Symmetric function

In mathematics, a function of ${\displaystyle n}$ variables is symmetric if its value is the same no matter the order of its arguments. For example, a function ${\displaystyle f\left(x_{1},x_{2}\right)}$ of two arguments is a symmetric function if and only if ${\displaystyle f\left(x_{1},x_{2}\right)=f\left(x_{2},x_{1}\right)}$ for all ${\displaystyle x_{1}}$ and ${\displaystyle x_{2}}$ such that ${\displaystyle \left(x_{1},x_{2}\right)}$ and ${\displaystyle \left(x_{2},x_{1}\right)}$ are in the domain of ${\displaystyle f.}$ The most commonly encountered symmetric functions are polynomial functions, which are given by the symmetric polynomials.

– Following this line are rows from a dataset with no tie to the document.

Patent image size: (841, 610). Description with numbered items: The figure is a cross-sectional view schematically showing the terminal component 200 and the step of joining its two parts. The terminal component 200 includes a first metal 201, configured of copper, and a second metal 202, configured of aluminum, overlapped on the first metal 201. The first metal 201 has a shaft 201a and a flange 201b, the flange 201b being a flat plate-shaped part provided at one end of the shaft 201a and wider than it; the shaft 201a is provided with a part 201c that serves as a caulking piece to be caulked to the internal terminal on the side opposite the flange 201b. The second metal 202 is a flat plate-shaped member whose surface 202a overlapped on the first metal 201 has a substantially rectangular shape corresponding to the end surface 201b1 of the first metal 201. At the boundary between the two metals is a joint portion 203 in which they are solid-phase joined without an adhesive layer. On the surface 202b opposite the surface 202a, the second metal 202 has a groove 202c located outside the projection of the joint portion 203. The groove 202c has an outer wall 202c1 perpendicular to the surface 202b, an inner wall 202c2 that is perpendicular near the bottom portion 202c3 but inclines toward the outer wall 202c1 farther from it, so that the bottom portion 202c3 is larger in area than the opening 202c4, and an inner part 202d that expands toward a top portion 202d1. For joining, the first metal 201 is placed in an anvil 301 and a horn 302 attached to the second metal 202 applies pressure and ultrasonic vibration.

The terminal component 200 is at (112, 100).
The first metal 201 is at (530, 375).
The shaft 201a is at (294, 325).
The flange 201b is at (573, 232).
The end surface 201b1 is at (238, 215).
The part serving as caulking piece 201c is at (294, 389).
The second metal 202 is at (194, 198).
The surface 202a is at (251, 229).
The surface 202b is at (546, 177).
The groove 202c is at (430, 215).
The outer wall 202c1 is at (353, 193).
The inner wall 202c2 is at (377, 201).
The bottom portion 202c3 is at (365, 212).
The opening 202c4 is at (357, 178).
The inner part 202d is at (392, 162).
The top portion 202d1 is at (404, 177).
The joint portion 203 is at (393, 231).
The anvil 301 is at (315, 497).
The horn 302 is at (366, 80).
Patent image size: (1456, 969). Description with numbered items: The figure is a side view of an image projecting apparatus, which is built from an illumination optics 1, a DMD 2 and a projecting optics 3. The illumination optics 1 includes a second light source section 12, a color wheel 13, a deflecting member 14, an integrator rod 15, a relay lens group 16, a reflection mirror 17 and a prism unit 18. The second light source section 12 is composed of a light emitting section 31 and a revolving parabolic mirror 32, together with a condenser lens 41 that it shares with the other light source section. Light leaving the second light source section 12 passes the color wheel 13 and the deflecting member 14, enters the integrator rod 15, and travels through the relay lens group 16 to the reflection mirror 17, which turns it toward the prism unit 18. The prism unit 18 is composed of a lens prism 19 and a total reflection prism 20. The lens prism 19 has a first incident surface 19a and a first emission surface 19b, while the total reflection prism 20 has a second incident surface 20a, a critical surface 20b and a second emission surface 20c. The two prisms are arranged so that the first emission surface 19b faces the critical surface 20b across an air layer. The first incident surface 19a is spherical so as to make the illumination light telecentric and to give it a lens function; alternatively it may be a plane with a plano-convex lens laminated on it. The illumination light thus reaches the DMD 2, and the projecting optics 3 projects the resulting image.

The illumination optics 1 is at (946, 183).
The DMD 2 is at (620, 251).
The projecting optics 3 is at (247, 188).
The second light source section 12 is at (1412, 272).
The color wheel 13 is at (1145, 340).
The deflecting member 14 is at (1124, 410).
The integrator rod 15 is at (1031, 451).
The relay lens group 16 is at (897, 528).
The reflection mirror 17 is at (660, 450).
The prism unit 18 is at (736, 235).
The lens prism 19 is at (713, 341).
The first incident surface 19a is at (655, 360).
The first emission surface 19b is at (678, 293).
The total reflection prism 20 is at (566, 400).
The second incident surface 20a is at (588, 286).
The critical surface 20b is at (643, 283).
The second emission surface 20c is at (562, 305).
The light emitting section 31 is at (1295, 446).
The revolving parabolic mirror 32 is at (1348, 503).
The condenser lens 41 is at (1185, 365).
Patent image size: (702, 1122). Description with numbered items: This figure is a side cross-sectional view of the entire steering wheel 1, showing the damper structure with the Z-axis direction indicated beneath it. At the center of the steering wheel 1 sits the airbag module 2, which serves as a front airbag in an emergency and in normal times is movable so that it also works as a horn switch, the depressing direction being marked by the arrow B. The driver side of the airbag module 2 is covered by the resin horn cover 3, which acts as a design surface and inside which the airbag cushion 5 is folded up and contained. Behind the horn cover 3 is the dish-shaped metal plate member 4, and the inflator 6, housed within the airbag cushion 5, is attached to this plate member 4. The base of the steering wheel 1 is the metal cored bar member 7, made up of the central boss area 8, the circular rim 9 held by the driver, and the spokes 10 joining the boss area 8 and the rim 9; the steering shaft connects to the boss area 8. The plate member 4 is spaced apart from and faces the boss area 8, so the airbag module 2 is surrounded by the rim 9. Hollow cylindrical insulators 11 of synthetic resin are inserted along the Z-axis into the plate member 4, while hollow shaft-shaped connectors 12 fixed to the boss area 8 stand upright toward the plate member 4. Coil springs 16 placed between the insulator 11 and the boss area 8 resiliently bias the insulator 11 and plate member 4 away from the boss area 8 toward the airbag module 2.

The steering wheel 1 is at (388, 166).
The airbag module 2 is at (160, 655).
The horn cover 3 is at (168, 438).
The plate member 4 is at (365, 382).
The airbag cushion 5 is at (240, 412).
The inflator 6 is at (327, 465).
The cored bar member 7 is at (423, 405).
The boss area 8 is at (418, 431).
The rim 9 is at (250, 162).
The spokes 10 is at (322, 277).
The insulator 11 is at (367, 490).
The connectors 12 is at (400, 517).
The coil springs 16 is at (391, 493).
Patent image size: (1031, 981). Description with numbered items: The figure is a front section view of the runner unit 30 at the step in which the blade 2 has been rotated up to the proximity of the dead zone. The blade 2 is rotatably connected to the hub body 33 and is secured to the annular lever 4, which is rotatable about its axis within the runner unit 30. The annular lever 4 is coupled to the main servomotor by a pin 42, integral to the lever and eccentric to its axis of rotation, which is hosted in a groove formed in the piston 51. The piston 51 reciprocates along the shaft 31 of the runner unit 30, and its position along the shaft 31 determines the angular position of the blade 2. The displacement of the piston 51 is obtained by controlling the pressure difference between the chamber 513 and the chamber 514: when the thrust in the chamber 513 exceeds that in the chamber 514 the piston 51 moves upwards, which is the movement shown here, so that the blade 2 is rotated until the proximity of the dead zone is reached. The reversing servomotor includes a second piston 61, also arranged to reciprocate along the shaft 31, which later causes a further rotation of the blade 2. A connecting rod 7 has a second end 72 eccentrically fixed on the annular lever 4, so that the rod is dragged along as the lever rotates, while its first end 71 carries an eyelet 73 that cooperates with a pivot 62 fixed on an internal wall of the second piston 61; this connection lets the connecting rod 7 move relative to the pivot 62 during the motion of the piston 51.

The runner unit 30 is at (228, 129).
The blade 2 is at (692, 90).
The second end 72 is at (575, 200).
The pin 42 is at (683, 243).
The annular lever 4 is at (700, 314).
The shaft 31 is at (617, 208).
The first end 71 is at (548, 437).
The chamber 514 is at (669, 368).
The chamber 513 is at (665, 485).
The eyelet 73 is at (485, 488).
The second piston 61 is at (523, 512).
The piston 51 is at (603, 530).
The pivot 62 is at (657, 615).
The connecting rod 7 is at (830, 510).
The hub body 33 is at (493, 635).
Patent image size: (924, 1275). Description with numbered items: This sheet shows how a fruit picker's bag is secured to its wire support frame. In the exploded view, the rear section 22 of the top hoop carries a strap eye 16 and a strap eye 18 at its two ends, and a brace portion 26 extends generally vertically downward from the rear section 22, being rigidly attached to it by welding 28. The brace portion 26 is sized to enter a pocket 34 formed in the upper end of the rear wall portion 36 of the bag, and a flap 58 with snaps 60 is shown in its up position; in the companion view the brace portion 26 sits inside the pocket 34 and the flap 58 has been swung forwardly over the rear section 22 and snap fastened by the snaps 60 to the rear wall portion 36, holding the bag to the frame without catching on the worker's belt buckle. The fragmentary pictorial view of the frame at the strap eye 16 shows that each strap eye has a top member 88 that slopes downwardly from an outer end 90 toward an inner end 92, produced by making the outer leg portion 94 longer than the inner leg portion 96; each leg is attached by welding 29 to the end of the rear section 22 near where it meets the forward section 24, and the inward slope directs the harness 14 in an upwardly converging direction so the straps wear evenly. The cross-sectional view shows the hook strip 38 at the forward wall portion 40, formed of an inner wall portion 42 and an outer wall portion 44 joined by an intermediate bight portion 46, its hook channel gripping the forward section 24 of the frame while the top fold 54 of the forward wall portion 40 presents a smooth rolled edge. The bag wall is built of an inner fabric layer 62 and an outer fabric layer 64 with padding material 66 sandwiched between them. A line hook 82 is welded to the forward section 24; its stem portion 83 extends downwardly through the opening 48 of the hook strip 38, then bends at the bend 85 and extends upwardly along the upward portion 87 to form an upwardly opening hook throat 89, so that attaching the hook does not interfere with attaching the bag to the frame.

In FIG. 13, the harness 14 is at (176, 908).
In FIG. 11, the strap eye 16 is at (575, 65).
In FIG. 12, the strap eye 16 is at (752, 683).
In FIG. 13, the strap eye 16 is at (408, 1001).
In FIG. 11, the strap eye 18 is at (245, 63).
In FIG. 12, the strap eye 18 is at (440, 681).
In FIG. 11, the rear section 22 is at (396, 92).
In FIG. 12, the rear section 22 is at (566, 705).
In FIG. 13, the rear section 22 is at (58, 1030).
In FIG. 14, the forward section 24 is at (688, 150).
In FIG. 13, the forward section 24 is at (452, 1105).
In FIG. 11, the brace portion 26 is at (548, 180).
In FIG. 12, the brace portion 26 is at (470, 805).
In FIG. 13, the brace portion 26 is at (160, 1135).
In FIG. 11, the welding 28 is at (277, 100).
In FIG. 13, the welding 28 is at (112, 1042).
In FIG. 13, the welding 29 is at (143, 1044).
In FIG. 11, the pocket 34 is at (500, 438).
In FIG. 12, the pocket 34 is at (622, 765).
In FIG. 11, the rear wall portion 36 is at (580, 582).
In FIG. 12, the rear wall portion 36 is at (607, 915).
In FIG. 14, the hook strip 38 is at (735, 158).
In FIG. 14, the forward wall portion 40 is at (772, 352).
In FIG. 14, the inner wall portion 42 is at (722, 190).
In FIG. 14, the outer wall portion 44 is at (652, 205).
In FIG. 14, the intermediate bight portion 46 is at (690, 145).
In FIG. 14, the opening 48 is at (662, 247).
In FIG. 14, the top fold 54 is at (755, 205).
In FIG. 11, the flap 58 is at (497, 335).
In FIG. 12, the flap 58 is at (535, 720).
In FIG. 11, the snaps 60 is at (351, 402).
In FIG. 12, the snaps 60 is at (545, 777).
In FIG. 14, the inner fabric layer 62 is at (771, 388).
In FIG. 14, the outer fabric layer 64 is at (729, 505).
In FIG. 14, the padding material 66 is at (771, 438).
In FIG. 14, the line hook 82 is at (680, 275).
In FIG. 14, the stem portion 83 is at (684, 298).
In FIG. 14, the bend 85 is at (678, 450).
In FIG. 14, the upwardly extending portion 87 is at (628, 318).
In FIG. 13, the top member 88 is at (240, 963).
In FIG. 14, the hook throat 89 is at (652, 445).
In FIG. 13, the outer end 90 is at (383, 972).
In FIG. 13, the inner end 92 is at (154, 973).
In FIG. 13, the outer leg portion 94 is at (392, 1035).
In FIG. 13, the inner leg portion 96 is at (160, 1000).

A related notion is alternating polynomials, which change sign under an interchange of variables. Aside from polynomial functions, tensors that act as functions of several vectors can be symmetric, and in fact the space of symmetric ${\displaystyle k}$-tensors on a vector space ${\displaystyle V}$ is isomorphic to the space of homogeneous polynomials of degree ${\displaystyle k}$ on ${\displaystyle V.}$ Symmetric functions should not be confused with even and odd functions, which have a different sort of symmetry.